Fair, Isaac & Co. and Formation Technologies Inc. have announced an agreement to build an electronic link between Fair Isaac's credit analysis software and Formation's loan application processing system.

Under this new arrangement, users of Formation's Pedestal loan origination system will be able to utilize Fair Isaac's software for credit bureau report analysis, credit scoring, and broader loan-application processing capabilities.

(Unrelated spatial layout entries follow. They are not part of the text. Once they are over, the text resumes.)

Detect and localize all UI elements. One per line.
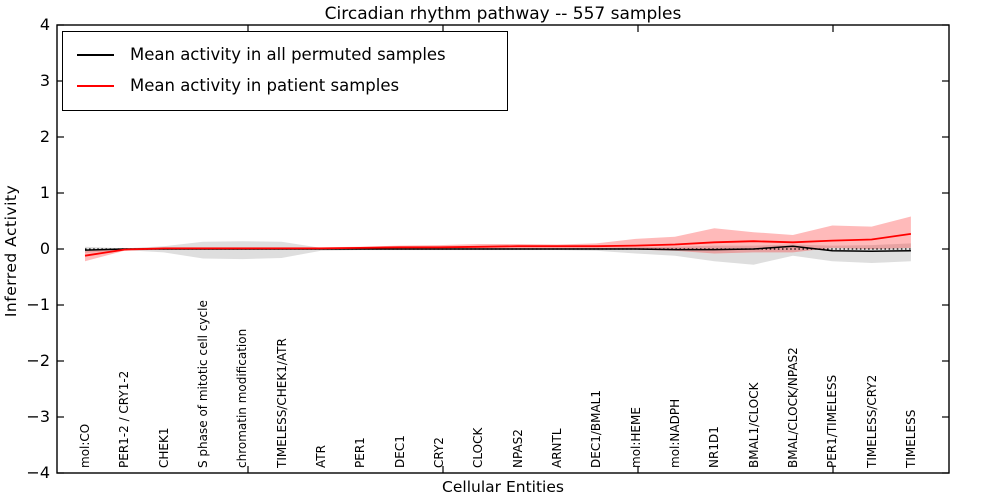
x-category-label: BMAL/CLOCK/NPAS2 — [785, 347, 800, 468]
x-category-label: mol:NADPH — [667, 398, 682, 468]
x-category-label: ARNTL — [549, 428, 564, 468]
x-category-label: PER1 — [353, 437, 368, 468]
permuted-range-band — [85, 241, 911, 265]
y-tick-label: −2 — [26, 351, 50, 370]
x-category-label: mol:HEME — [628, 407, 643, 468]
legend-label-patient: Mean activity in patient samples — [130, 76, 400, 95]
x-category-label: NPAS2 — [510, 429, 525, 468]
x-category-label: ATR — [313, 445, 328, 468]
permuted-line-swatch — [77, 53, 114, 56]
x-category-label: TIMELESS/CRY2 — [864, 374, 879, 468]
x-category-label: PER1/TIMELESS — [825, 374, 840, 468]
y-tick-label: 1 — [39, 183, 50, 202]
legend-row-permuted: Mean activity in all permuted samples — [63, 39, 507, 70]
x-category-label: mol:CO — [78, 423, 92, 468]
y-tick-label: 4 — [39, 15, 50, 34]
x-category-label: TIMELESS — [903, 409, 918, 468]
chart-title: Circadian rhythm pathway -- 557 samples — [324, 4, 682, 24]
x-axis-label: Cellular Entities — [442, 478, 564, 496]
x-category-label: CHEK1 — [156, 427, 171, 469]
legend-row-patient: Mean activity in patient samples — [63, 70, 507, 101]
x-category-label: TIMELESS/CHEK1/ATR — [274, 338, 289, 468]
y-tick-label: −4 — [26, 463, 50, 482]
x-category-label: NR1D1 — [707, 426, 722, 468]
x-category-label: chromatin modification — [235, 328, 250, 468]
x-category-label: PER1-2 / CRY1-2 — [117, 370, 132, 468]
x-category-label: CRY2 — [431, 437, 446, 468]
legend: Mean activity in all permuted samples Me… — [62, 31, 508, 111]
x-category-label: DEC1/BMAL1 — [589, 390, 604, 468]
y-tick-label: −3 — [26, 407, 50, 426]
patient-mean-line — [84, 233, 912, 257]
patient-line-swatch — [77, 84, 114, 87]
x-category-label: CLOCK — [471, 427, 486, 468]
y-tick-label: 2 — [39, 127, 50, 146]
y-tick-label: 3 — [39, 71, 50, 90]
y-tick-label: −1 — [26, 295, 50, 314]
legend-label-permuted: Mean activity in all permuted samples — [130, 45, 446, 64]
x-category-label: BMAL1/CLOCK — [746, 382, 761, 469]
y-tick-label: 0 — [39, 239, 50, 258]
x-category-label: S phase of mitotic cell cycle — [195, 300, 210, 468]
x-category-label: DEC1 — [392, 435, 407, 468]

Based in San Rafael, Calif., Fair Isaac is the leading developer of predictive technologies used by banks and other credit grantors.

CreditDesk, one of its most widely used products, is a Microsoft Corp. Windows-based system that scores consumer loan applications.

Denver-based Formation Technologies' LoanCalc and LoanPublisher software have long had the ability to import information from loans approved by CreditDesk thereby eliminating the need to rekey data.

According to Peter Nielsen, a marketing manager at Fair Isaac, the Pedestal/CreditDesk interface takes this feature a step further. Bank branhes enter new application information into Pedestal. The data are then automatically transferred to CreditDesk, which resides on personal computer network.

CreditDesk obtains and analyzes the credit bureau report, calculates financial ratios, generates a score, and applies a management-defined strategy. After a decision on an applicant is made, data are automatically transferred back to the branch via Pedestal.

"Pedestal users no longer have to physically take a loan application to the area of the bank where CreditDesk is running," Mr., Nielsen said.

"An automatic interface provides a faster and more consistent method of screening applications. Approval ratios are increased, and credit losses are reduced," Mr. Nielsen said.

Pedestal customers will have a choice of Fair Isaac scoredcards, including industry-specific methodologies for direct or indirect installment loans. Fair Law can also provide custom" scorecards tailored to a bank's particular portfolio.

The interface will be available in the first quarter of 1995, company officials said.